Une façon d’intérioriser un vécu que le spectateur ne voit pas, mais dont il peut deviner la dimension tragique et traumatisante. Le poids des remords et de la nostalgie est trop lourd. Impossible de vivre avec. Même l’amour d’une jeune Bosniaque qu’il a ramenée en Autriche avec lui n’y peut rien (la relation entre les deux personnages est traîtée avec beaucoup de distance : on sent bien qu’un même déchirement intime rapproche les jeunes amants, mais on ignore la nature exacte de ce trouble interne incoercible). Le passé récent de Sascha le rattrape et l’étouffe. Soudain, on découvre la réalité de ses obsessions, le sens de certaines réminiscences (notamment d’une photographie représentant un groupe de jeunes filles). Malgré tout, comme la majorité des personnages principaux des films yougoslaves, Sascha finit par se suicider. Geste terrible donnant lieu à une belle séquence, en partie filmée au ralenti, dont la poésie est très émouvante.

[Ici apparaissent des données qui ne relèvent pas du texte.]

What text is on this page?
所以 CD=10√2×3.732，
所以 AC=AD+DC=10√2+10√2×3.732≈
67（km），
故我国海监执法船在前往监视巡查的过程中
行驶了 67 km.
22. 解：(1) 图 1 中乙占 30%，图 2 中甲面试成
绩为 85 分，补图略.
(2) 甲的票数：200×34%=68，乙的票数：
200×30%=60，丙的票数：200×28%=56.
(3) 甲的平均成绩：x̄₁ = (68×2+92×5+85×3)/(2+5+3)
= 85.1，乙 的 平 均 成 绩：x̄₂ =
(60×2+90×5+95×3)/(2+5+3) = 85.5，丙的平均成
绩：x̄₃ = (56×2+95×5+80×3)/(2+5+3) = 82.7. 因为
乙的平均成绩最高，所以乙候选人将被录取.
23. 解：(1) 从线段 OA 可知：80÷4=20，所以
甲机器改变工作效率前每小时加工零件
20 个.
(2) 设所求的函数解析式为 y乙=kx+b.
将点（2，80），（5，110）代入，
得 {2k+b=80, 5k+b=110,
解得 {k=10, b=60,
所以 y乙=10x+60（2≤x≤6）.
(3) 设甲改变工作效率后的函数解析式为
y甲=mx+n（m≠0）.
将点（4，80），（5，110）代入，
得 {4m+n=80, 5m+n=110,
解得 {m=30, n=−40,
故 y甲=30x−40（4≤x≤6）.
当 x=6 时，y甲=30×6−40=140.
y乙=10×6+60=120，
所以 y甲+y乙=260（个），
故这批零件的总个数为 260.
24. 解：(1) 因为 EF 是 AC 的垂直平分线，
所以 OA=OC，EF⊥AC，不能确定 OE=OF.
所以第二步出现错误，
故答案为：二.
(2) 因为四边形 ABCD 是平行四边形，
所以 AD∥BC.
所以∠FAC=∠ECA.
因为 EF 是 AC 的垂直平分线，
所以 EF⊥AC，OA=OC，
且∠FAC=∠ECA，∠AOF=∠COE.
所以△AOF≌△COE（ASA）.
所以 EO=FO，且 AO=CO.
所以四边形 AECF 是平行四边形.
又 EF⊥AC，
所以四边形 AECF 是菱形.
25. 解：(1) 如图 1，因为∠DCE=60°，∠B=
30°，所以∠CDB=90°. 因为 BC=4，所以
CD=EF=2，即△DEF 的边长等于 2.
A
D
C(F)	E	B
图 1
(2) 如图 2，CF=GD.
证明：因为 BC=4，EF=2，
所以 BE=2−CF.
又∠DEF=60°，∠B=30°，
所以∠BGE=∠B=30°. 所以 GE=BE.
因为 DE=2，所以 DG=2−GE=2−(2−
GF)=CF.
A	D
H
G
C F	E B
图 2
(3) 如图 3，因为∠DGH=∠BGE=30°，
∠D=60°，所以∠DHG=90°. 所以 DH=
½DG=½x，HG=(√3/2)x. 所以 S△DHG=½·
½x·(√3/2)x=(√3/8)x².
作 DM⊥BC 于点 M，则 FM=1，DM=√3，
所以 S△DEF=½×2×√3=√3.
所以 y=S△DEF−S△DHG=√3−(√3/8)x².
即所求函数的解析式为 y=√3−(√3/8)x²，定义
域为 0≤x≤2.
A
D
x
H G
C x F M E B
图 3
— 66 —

Incontestablement, Goran Rebic nous offre avec Le Jour où Sascha est revenu, une oeuvre personnelle, esthétiquement sobre, dure, pleine de justesse et de sensibilité. Sa démarche correspond à une condamnation sans appel de l’absurde logique destructrice nationaliste. C’est une sorte d’hymne mélancolique assez désespéré à la communauté yougoslave aujourd’hui complétement déchirée, et, au-delà, à l’idée d’une vie en commun possible au sein d’une même nation. A l’heure où l’on nous parle beaucoup d’Europe, une telle prise de position est suffisamment rare dans le paysage cinématographique pour être signalée.